Most hardcore NBA fans know about Daryl Morey. The Rockets GM who is obsessed with advanced stats, who makes front office decisions like a fantasy football owner. He’s always looking to make another trade that will set the team up better in the long haul, or sign an unknown player that can contribute right away. Many fans and analysts call Morey a genius, but also think he’s too smart for his own good sometimes.
Recently, he had the plan of signing Chris Bosh once LeBron left Miami, and then quickly matching Dallas’ offer sheet for Chandler Parsons. Thus giving the Rockets a core of Beverly-Harden-Parsons-Bosh-Howard. Good luck finding a nucleus more talented than that. Once LeBron signed with Cleveland, it seemed like a sure bet that Houston would almost instantly transform itself into a top three team in the league. But the plan quickly blew up in Morey’s face. Bosh signed a max deal with the Heat. And then surprisingly, Morey decided to let Parsons go.
Morey didn’t think Parsons is a star, and according to Morey, once the Rockets missed out on Bosh, it was just not worth paying Parsons over $15 million per season. A trio of Howard-Harden-Parsons could not win a title, in Morey’s estimation. As Morey told SportsRadio610:
“It takes three, at least, three elite players with very little exception, throughout history, it takes three elite players and a good set of players that fit around them. Once Bosh said ‘no’ it put us into another very difficult decision of, is matching Chandler Parsons, do we have a better chance of winning a title by matching it or not matching it. That comes down to a very simple question, is Harden, Howard, Parsons a three that can be a championship three? I actually think it can be. I think Chandler is a great player, getting better. Really really good player, no doubt. But the question is actually: is Harden Howard Parson, is that three a better championship odds than Harden, Howard and the team we can put together with a guaranteed lottery pick trade exceptions mid-level young team improving and continuing to be flexible? That was the very tough decision before us. But I can tell you this, in our opinion it was not close. We are in a better [place] to win a championship by not matching it, once Bosh goes away than by not matching it.”

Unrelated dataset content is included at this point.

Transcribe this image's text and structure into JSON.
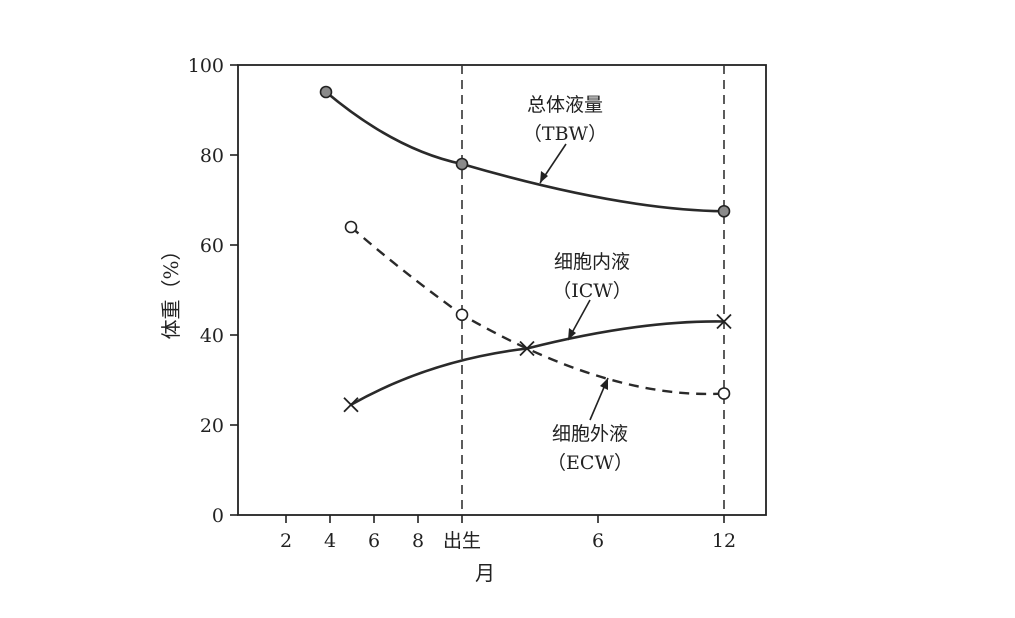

Parsons, meanwhile, appears to be offended by how the Rockets treated him in free agency. They publicly sought out a third star, and Parsons thought he was the guy. Think again. Parsons is a very good NBA player, but he’s no star. Morey is right: you’re not winning a title with Parsons as your third best player. Or if you are, it’s because your two best players are Michael Jordan and Scottie Pippen. It’s hard not to laugh when you hear Parsons saying he thinks he’s ready for the role of a star. He’s a jack-of-all-trades type of player who can do a little bit of everything, sort of like Gordon Hayward. I’m not necessarily saying the Rockets should have let him walk. Parsons has a nice game, but maybe Morey only would have kept him in order to flip him and some assets for a star in the future. And as Morey said, Parsons’ deal is pretty much untradeable, so why bother to match the offer?
Parsons should be glad. Dallas is one of the best organizations in the league, and Rick Carlisle is the best coach not named Gregg Popovich. Plus, he gets to play Dirk–a real superstar who knows how to win. And Houston? They took one step back and are probably a fringe playoff team in the West now. Houston fans better hope Morey has another trick up his sleeve.